We recently held our Retail Rocks event, with retail leaders from the likes of Clarks, HSBC, Microsoft and Aldi. This is one of our insight pieces following the event.
Being disruptive was a theme throughout the day at our Retail Rocks event. Adam Phillips and Matt Beathe from Halfords opened the day with the quote: “There is always someone that is going to disrupt you, so either be your own disruptor or be prepared for the disruption.”
Here are some of the things retailers are doing to get ahead of their competitors and disrupt their industry:
Taking services direct to customers
Halfords talked about how 80% of customers want advice or services with their purchases. So, they’re trialling a new service called Halford Mobile Expert – a new initiative which is a combo of their retail and garage services taken to the customer wherever they are. When disrupting, they said you’re best to start small and scale.
Making paying easier
Klarna, the online purchasing company, is making paying for online purchases smoother than ever. They’re doing this through allowing customers to pay by credit card, PayPal, or even in 30 days’ time. They’re also minimising the number of abandoned carts and increasing sales using tailored prompts.

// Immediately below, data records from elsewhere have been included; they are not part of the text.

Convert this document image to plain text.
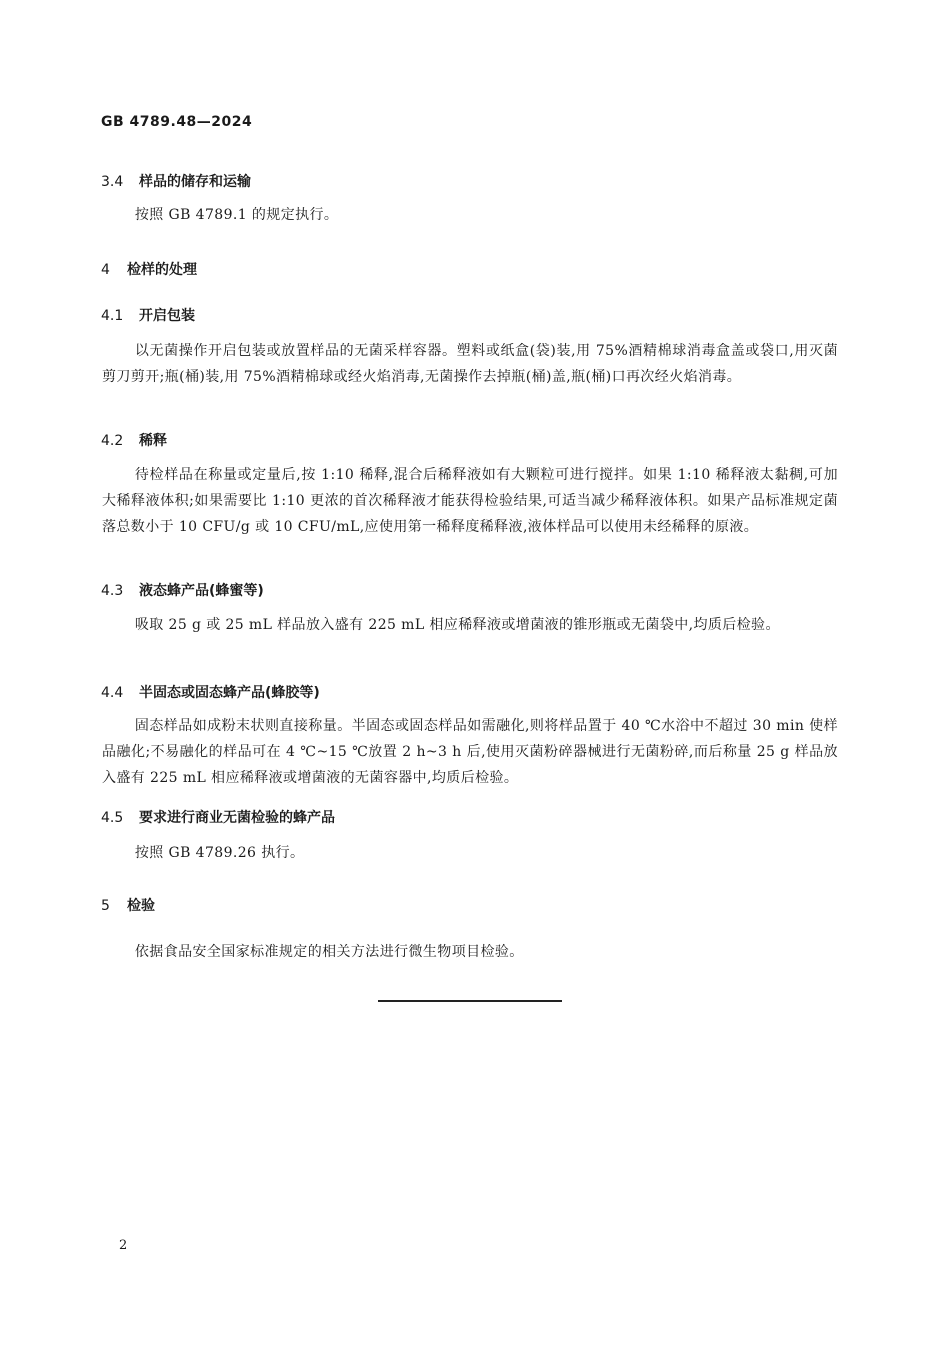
GB 4789.48—2024
3.4 样品的储存和运输
按照 GB 4789.1 的规定执行。
4 检样的处理
4.1 开启包装
以无菌操作开启包装或放置样品的无菌采样容器。塑料或纸盒(袋)装,用 75%酒精棉球消毒盒盖或袋口,用灭菌剪刀剪开;瓶(桶)装,用 75%酒精棉球或经火焰消毒,无菌操作去掉瓶(桶)盖,瓶(桶)口再次经火焰消毒。
4.2 稀释
待检样品在称量或定量后,按 1:10 稀释,混合后稀释液如有大颗粒可进行搅拌。如果 1:10 稀释液太黏稠,可加大稀释液体积;如果需要比 1:10 更浓的首次稀释液才能获得检验结果,可适当减少稀释液体积。如果产品标准规定菌落总数小于 10 CFU/g 或 10 CFU/mL,应使用第一稀释度稀释液,液体样品可以使用未经稀释的原液。
4.3 液态蜂产品(蜂蜜等)
吸取 25 g 或 25 mL 样品放入盛有 225 mL 相应稀释液或增菌液的锥形瓶或无菌袋中,均质后检验。
4.4 半固态或固态蜂产品(蜂胶等)
固态样品如成粉末状则直接称量。半固态或固态样品如需融化,则将样品置于 40 ℃水浴中不超过 30 min 使样品融化;不易融化的样品可在 4 ℃~15 ℃放置 2 h~3 h 后,使用灭菌粉碎器械进行无菌粉碎,而后称量 25 g 样品放入盛有 225 mL 相应稀释液或增菌液的无菌容器中,均质后检验。
4.5 要求进行商业无菌检验的蜂产品
按照 GB 4789.26 执行。
5 检验
依据食品安全国家标准规定的相关方法进行微生物项目检验。
2
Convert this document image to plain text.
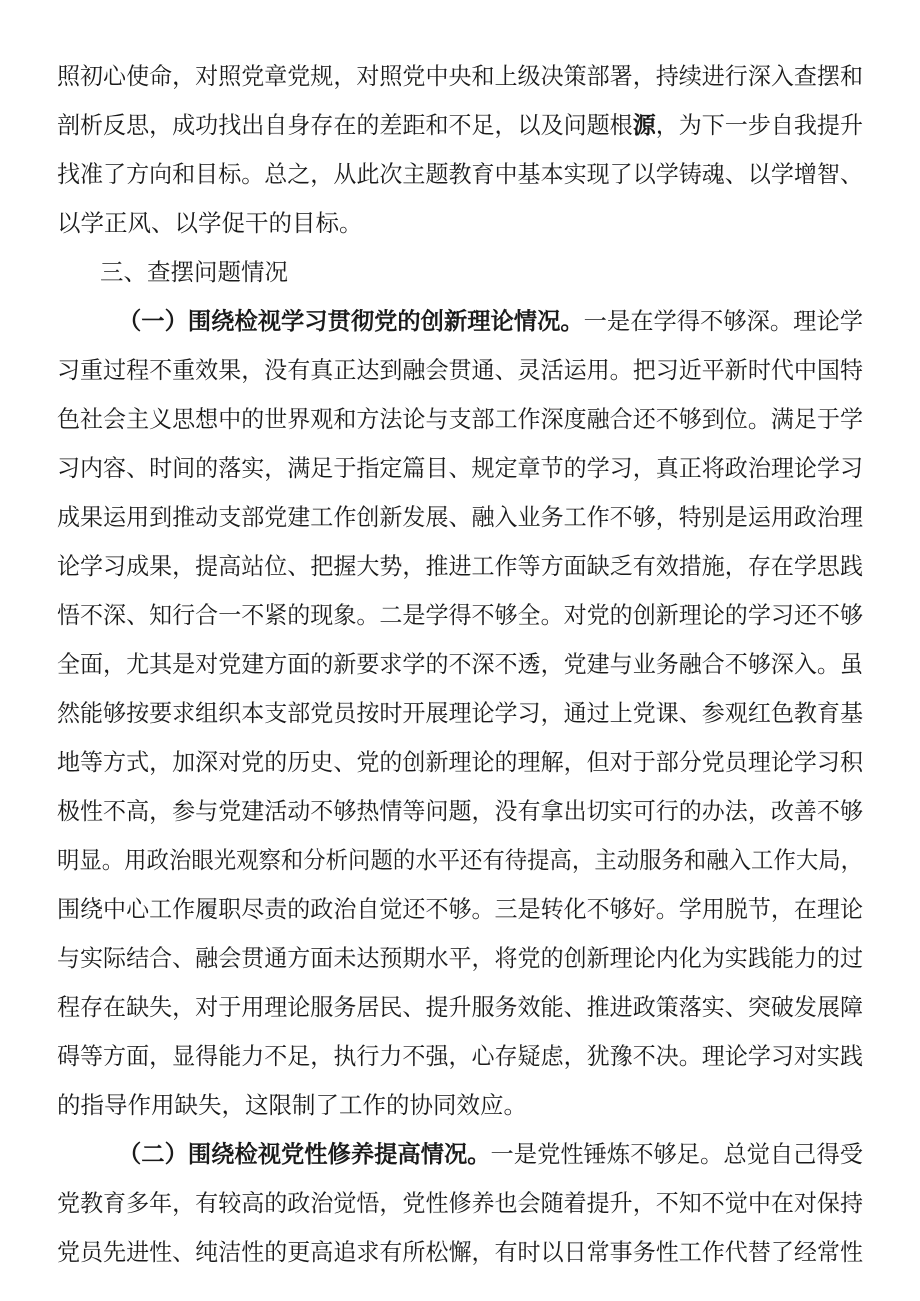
照初心使命，对照党章党规，对照党中央和上级决策部署，持续进行深入查摆和
剖析反思，成功找出自身存在的差距和不足，以及问题根源，为下一步自我提升
找准了方向和目标。总之，从此次主题教育中基本实现了以学铸魂、以学增智、
以学正风、以学促干的目标。
三、查摆问题情况
（一）围绕检视学习贯彻党的创新理论情况。一是在学得不够深。理论学
习重过程不重效果，没有真正达到融会贯通、灵活运用。把习近平新时代中国特
色社会主义思想中的世界观和方法论与支部工作深度融合还不够到位。满足于学
习内容、时间的落实，满足于指定篇目、规定章节的学习，真正将政治理论学习
成果运用到推动支部党建工作创新发展、融入业务工作不够，特别是运用政治理
论学习成果，提高站位、把握大势，推进工作等方面缺乏有效措施，存在学思践
悟不深、知行合一不紧的现象。二是学得不够全。对党的创新理论的学习还不够
全面，尤其是对党建方面的新要求学的不深不透，党建与业务融合不够深入。虽
然能够按要求组织本支部党员按时开展理论学习，通过上党课、参观红色教育基
地等方式，加深对党的历史、党的创新理论的理解，但对于部分党员理论学习积
极性不高，参与党建活动不够热情等问题，没有拿出切实可行的办法，改善不够
明显。用政治眼光观察和分析问题的水平还有待提高，主动服务和融入工作大局，
围绕中心工作履职尽责的政治自觉还不够。三是转化不够好。学用脱节，在理论
与实际结合、融会贯通方面未达预期水平，将党的创新理论内化为实践能力的过
程存在缺失，对于用理论服务居民、提升服务效能、推进政策落实、突破发展障
碍等方面，显得能力不足，执行力不强，心存疑虑，犹豫不决。理论学习对实践
的指导作用缺失，这限制了工作的协同效应。
（二）围绕检视党性修养提高情况。一是党性锤炼不够足。总觉自己得受
党教育多年，有较高的政治觉悟，党性修养也会随着提升，不知不觉中在对保持
党员先进性、纯洁性的更高追求有所松懈，有时以日常事务性工作代替了经常性
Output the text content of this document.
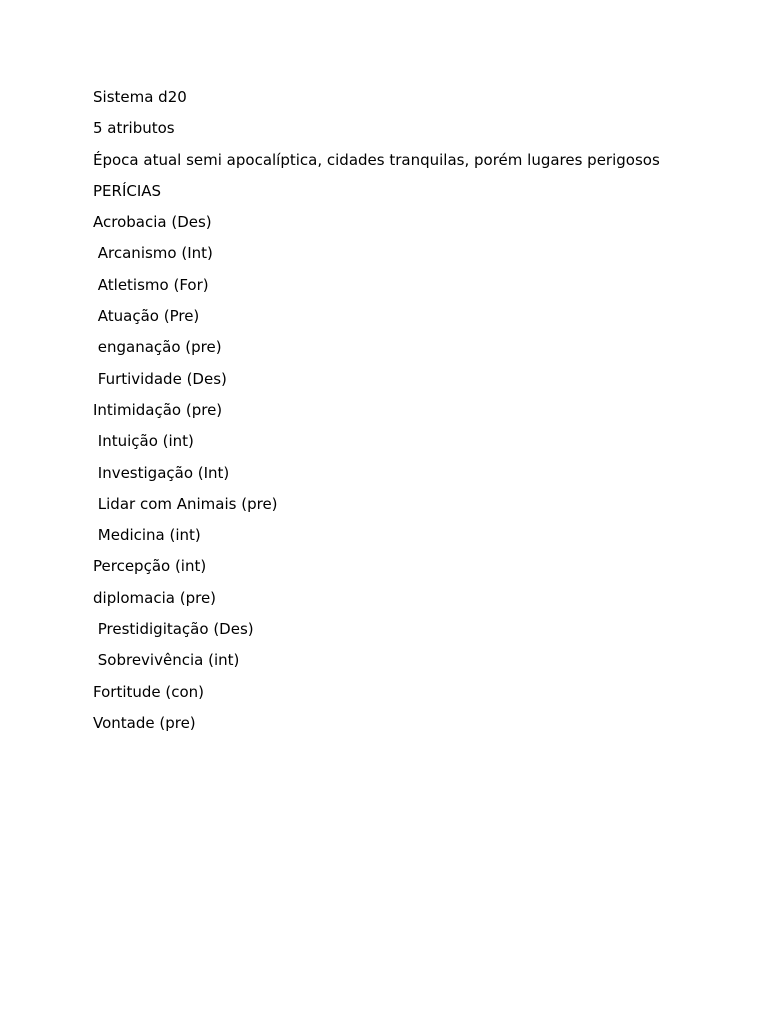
Sistema d20
5 atributos
Época atual semi apocalíptica, cidades tranquilas, porém lugares perigosos
PERÍCIAS
Acrobacia (Des)
Arcanismo (Int)
Atletismo (For)
Atuação (Pre)
enganação (pre)
Furtividade (Des)
Intimidação (pre)
Intuição (int)
Investigação (Int)
Lidar com Animais (pre)
Medicina (int)
Percepção (int)
diplomacia (pre)
Prestidigitação (Des)
Sobrevivência (int)
Fortitude (con)
Vontade (pre)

Tackling Japanese knotweed
From thermal insulation and external solar shading to your remediation strategy on Japanese knotweed – if you’re buying, building or renovating a property, there are plenty ways to opportunities to get more from your capital allowances claims. To find out more get in touch with our Jeremy Chapman.
Using AI to make things more efficient
L’Oréal has created an app that allows people to see what they look like wearing L’Oréal make up – considering skin tone, contouring and lighting – before making their purchase there and then. McDonald’s have also started using voice recognition technology to help their team take orders at drive-throughs and make the customer experience better.
Sticking on the high street
This might come as a surprise. But with all the furore around retail and the state of the high street, did you know that Zara’s turnover is still roughly £34bn more than Asos’? 75% of shopping is still done in shops. So, to compete with the biggest, it might be best to ignore the high street doom and gloom and be disruptive.